D’après une enquête menée par la Direction générale de l’administration et de la fonction publique, les femmes sont victimes de 61% des agressions au sein de la fonction publique, alors qu’elles constituent 64% de l’ensemble des employés.
Violences subies par les agents publics : une réalité préoccupante
Les agents publics sont malheureusement plus souvent victimes de violences que les salariés d’entreprises privées. Selon une étude publiée par la Direction générale de l’administration et de la fonction publique (DGAFP), ces violences sont plus fréquemment subies dans le cadre de leur travail.
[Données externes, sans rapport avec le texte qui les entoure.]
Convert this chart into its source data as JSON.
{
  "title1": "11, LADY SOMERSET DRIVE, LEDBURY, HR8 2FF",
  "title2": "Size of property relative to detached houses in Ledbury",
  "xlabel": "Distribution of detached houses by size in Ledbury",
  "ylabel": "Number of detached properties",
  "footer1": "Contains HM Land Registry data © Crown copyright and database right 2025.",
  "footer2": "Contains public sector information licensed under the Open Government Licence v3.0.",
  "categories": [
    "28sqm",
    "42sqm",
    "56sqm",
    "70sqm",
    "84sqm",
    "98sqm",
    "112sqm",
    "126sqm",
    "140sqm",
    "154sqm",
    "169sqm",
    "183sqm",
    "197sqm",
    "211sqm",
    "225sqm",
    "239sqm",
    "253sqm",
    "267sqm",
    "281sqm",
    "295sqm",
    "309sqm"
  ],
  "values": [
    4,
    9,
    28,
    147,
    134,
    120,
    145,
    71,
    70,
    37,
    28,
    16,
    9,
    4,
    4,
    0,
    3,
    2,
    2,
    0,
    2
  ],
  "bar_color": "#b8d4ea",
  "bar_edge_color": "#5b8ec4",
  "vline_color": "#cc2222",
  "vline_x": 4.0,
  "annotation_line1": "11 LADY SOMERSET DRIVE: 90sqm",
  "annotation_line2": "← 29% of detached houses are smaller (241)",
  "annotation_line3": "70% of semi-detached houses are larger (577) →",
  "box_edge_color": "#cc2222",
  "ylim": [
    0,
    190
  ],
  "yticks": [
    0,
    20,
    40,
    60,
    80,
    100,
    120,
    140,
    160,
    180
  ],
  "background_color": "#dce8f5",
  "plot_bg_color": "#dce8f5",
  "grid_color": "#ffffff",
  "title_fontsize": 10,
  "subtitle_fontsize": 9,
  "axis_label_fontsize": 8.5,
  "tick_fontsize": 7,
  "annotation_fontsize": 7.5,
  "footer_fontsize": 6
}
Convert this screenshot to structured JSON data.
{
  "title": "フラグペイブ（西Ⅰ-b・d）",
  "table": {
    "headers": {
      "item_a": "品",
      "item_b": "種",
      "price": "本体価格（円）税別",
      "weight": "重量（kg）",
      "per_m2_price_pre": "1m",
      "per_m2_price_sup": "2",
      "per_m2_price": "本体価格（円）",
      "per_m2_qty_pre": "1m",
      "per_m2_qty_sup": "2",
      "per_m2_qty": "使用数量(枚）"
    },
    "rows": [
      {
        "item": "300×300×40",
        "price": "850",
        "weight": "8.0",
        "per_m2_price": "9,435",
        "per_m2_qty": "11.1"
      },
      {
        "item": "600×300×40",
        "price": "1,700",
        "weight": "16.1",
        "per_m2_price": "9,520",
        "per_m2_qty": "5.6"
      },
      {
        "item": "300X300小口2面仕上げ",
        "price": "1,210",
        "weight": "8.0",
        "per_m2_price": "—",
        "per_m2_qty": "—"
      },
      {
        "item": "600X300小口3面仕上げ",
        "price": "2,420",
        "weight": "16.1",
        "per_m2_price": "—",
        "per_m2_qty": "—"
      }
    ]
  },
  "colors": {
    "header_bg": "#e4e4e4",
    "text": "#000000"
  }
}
En effet, en 2021, 14% des fonctionnaires ont déclaré avoir été victimes d’au moins une atteinte à leur personne, un taux qui est légèrement inférieur dans le secteur privé, où il s’élève à 12%. Les agents publics sont également plus nombreux à déclarer que les violences physiques subies ont eu lieu dans un contexte professionnel, avec 59% contre seulement 19% pour les salariés du privé.
Une sous-déclaration des violences
Malgré ces chiffres alarmants, il est important de noter que les plaintes pour violences au travail restent rares. En effet, selon la DGAFP, seuls 9% des agents publics victimisés portent plainte, un chiffre trois fois plus élevé que dans le secteur privé où seulement 3% des victimes osent dénoncer les violences subies.
Les professions les plus touchées par ces violences dans le cadre professionnel sont celles des policiers, militaires et pompiers, qui représentent 5% des agents de la fonction publique mais 19% des victimes d’atteintes à la personne. Les professions intermédiaires de la santé et du travail social sont également surreprésentées parmi les victimes, avec 11% des agents publics exerçant ces métiers mais subissant 17% des violences professionnelles.
Les femmes sont particulièrement affectées, représentant 61% des victimes d’atteintes alors qu’elles ne constituent que 64% des effectifs de la fonction publique. De plus, les immigrés sont également touchés par ces violences, bien que dans une proportion légèrement inférieure à leur présence dans la fonction publique (7% des effectifs contre 4% de victimes de violences au travail).